To kill all the pigeons and doves in the world if they threaten the physical well-being of the architectural structures of the Church (historic and aesthetic considerations included, as well as the recollection that “the Church” is, in its own definition, its adherents, not its buildings), is to vacate any understanding of the sacred aspect of life, and, if one so believes, in God’s creation. Fr Antonio’s doubt, fear, and pain at this expedient measure rings through the whole book, as does recognition of the value of the creation of art, of which the churches mentioned and the novel itself are exquisite examples.

The narrator has tried to avoid any real or meaningful probing of his own life and actions not so much by residing in a realm of culture apart, or because he too is a limited and flawed individual, but by being ever willing and ready to look no further than a solution to the next “problem.” He cannot even recognize that Mr Raef and Mr Etah are Fear and Hate in their most banal modern guise, at once backward and efficiently all business.

Sunday, May 2, 2010

Chronicle of a Death Foretold / G Garcia Marquez

Many of the stories we have read have the notion of reality—or, what is real—as a central question.
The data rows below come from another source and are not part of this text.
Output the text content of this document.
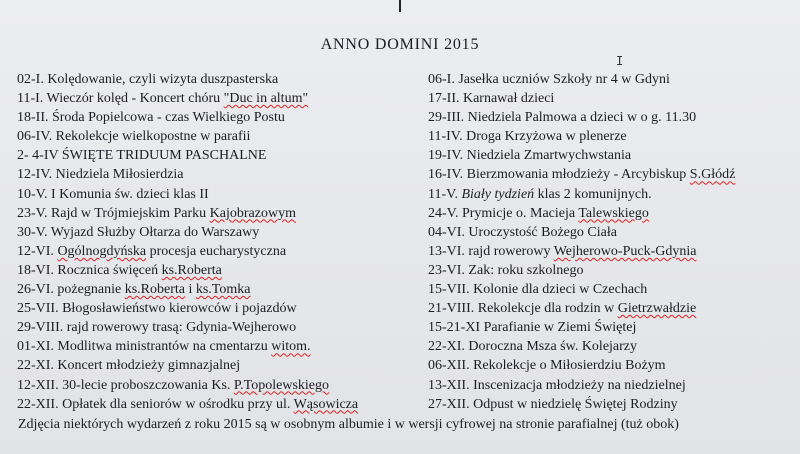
ANNO DOMINI 2015
I
02-I. Kolędowanie, czyli wizyta duszpasterska
11-I. Wieczór kolęd - Koncert chóru "Duc in altum"
18-II. Środa Popielcowa - czas Wielkiego Postu
06-IV. Rekolekcje wielkopostne w parafii
2- 4-IV ŚWIĘTE TRIDUUM PASCHALNE
12-IV. Niedziela Miłosierdzia
10-V. I Komunia św. dzieci klas II
23-V. Rajd w Trójmiejskim Parku Kajobrazowym
30-V. Wyjazd Służby Ołtarza do Warszawy
12-VI. Ogólnogdyńska procesja eucharystyczna
18-VI. Rocznica święceń ks.Roberta
26-VI. pożegnanie ks.Roberta i ks.Tomka
25-VII. Błogosławieństwo kierowców i pojazdów
29-VIII. rajd rowerowy trasą: Gdynia-Wejherowo
01-XI. Modlitwa ministrantów na cmentarzu witom.
22-XI. Koncert młodzieży gimnazjalnej
12-XII. 30-lecie proboszczowania Ks. P.Topolewskiego
22-XII. Opłatek dla seniorów w ośrodku przy ul. Wąsowicza
06-I. Jasełka uczniów Szkoły nr 4 w Gdyni
17-II. Karnawał dzieci
29-III. Niedziela Palmowa a dzieci w o g. 11.30
11-IV. Droga Krzyżowa w plenerze
19-IV. Niedziela Zmartwychwstania
16-IV. Bierzmowania młodzieży - Arcybiskup S.Głódź
11-V. Biały tydzień klas 2 komunijnych.
24-V. Prymicje o. Macieja Talewskiego
04-VI. Uroczystość Bożego Ciała
13-VI. rajd rowerowy Wejherowo-Puck-Gdynia
23-VI. Zak: roku szkolnego
15-VII. Kolonie dla dzieci w Czechach
21-VIII. Rekolekcje dla rodzin w Gietrzwałdzie
15-21-XI Parafianie w Ziemi Świętej
22-XI. Doroczna Msza św. Kolejarzy
06-XII. Rekolekcje o Miłosierdziu Bożym
13-XII. Inscenizacja młodzieży na niedzielnej
27-XII. Odpust w niedzielę Świętej Rodziny
Zdjęcia niektórych wydarzeń z roku 2015 są w osobnym albumie i w wersji cyfrowej na stronie parafialnej (tuż obok)
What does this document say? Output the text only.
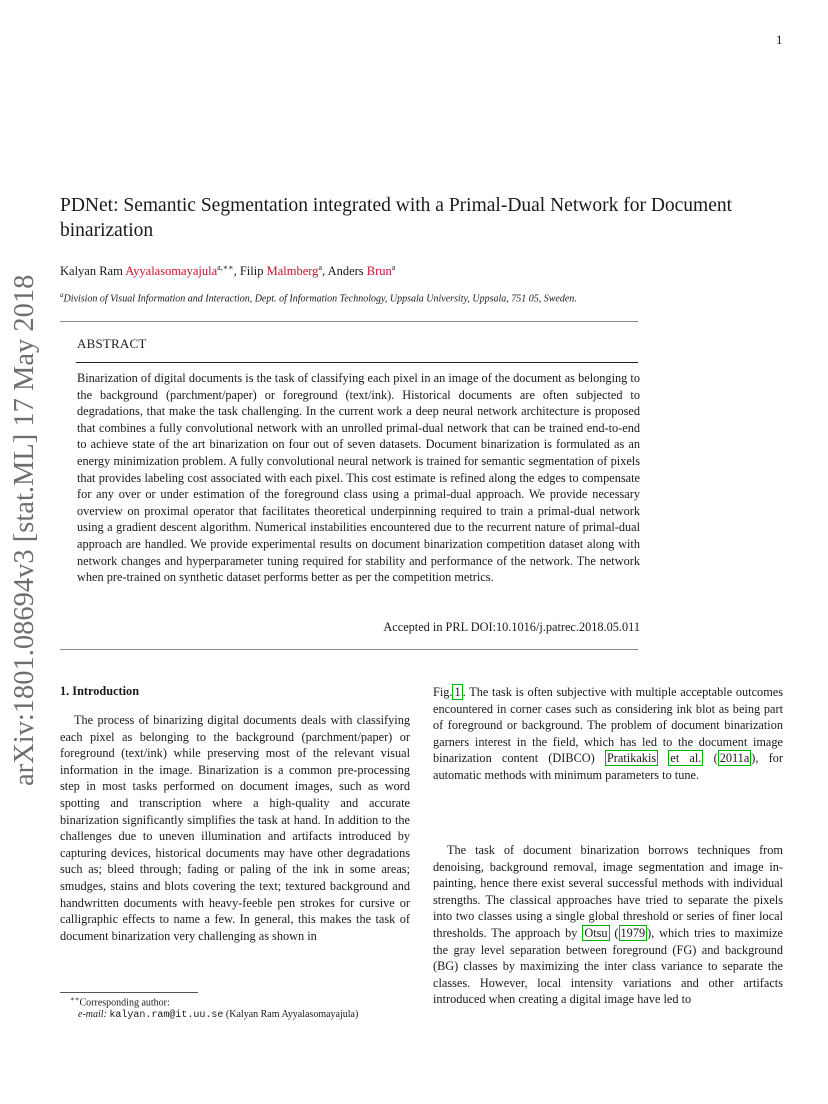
1
arXiv:1801.08694v3 [stat.ML] 17 May 2018
PDNet: Semantic Segmentation integrated with a Primal-Dual Network for Document binarization
Kalyan Ram Ayyalasomayajula$^{a,∗∗}$, Filip Malmberg$^a$, Anders Brun$^a$
$^a$Division of Visual Information and Interaction, Dept. of Information Technology, Uppsala University, Uppsala, 751 05, Sweden.
ABSTRACT
Binarization of digital documents is the task of classifying each pixel in an image of the document as belonging to the background (parchment/paper) or foreground (text/ink). Historical documents are often subjected to degradations, that make the task challenging. In the current work a deep neural network architecture is proposed that combines a fully convolutional network with an unrolled primal-dual network that can be trained end-to-end to achieve state of the art binarization on four out of seven datasets. Document binarization is formulated as an energy minimization problem. A fully convolutional neural network is trained for semantic segmentation of pixels that provides labeling cost associated with each pixel. This cost estimate is refined along the edges to compensate for any over or under estimation of the foreground class using a primal-dual approach. We provide necessary overview on proximal operator that facilitates theoretical underpinning required to train a primal-dual network using a gradient descent algorithm. Numerical instabilities encountered due to the recurrent nature of primal-dual approach are handled. We provide experimental results on document binarization competition dataset along with network changes and hyperparameter tuning required for stability and performance of the network. The network when pre-trained on synthetic dataset performs better as per the competition metrics.
Accepted in PRL DOI:10.1016/j.patrec.2018.05.011
1. Introduction
The process of binarizing digital documents deals with classifying each pixel as belonging to the background (parchment/paper) or foreground (text/ink) while preserving most of the relevant visual information in the image. Binarization is a common pre-processing step in most tasks performed on document images, such as word spotting and transcription where a high-quality and accurate binarization significantly simplifies the task at hand. In addition to the challenges due to uneven illumination and artifacts introduced by capturing devices, historical documents may have other degradations such as; bleed through; fading or paling of the ink in some areas; smudges, stains and blots covering the text; textured background and handwritten documents with heavy-feeble pen strokes for cursive or calligraphic effects to name a few. In general, this makes the task of document binarization very challenging as shown in
Fig. 1 . The task is often subjective with multiple acceptable outcomes encountered in corner cases such as considering ink blot as being part of foreground or background. The problem of document binarization garners interest in the field, which has led to the document image binarization content (DIBCO) Pratikakis et al. ( 2011a ), for automatic methods with minimum parameters to tune.
The task of document binarization borrows techniques from denoising, background removal, image segmentation and image in-painting, hence there exist several successful methods with individual strengths. The classical approaches have tried to separate the pixels into two classes using a single global threshold or series of finer local thresholds. The approach by Otsu ( 1979 ), which tries to maximize the gray level separation between foreground (FG) and background (BG) classes by maximizing the inter class variance to separate the classes. However, local intensity variations and other artifacts introduced when creating a digital image have led to
∗∗Corresponding author:
e-mail: kalyan.ram@it.uu.se (Kalyan Ram Ayyalasomayajula)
In this story the concern expands to include also the idea of inevitability. Though vastly different in the details of its story and how that story plays out, there seems to me a resonance with Borges’ “Circular Ruins.”

Santiago Nasar is dead before dying; on the last page he “speaks” of himself (correctly) in the past tense. Fate and fatality seem constantly alternating, and the idea expressed so differently in “Circular Ruins” remains central: is man the agent of his fate, or the helpless pawn of that fate (perhaps not even existing, except as smoke to a fire, or memory to incident). Is fate emblematic of character or is character determined by fate. Further, with these remarkable descriptions of place that are quite alive in their own way, is environment (psychic and physical) the actual active force that no one can over-ride? The notion of complicity on the part of everyone in the town—even the victim’s unwitting mother—complicates and enriches the ideas of culpability and eventuality.

Santiago may also have already fulfilled the small portion of life that was his part to play, contributing to a larger, boundless mystery. He is not allowed to re-create his parents’ loveless marriage with Flora Miguel, as he would if he could—that cycle is broken. Everyone who contributed to his death also, in a magical sense, contributes to the amazing love-awakening of Bayardo and Angela. In the end the aged bride and groom have become fulfilled, or reconciled, and are re-untied in some mystical fashion that necessitated, or that at least includes, the murder of an man who was probably innocent of the crime for which he was killed though not innocent per se.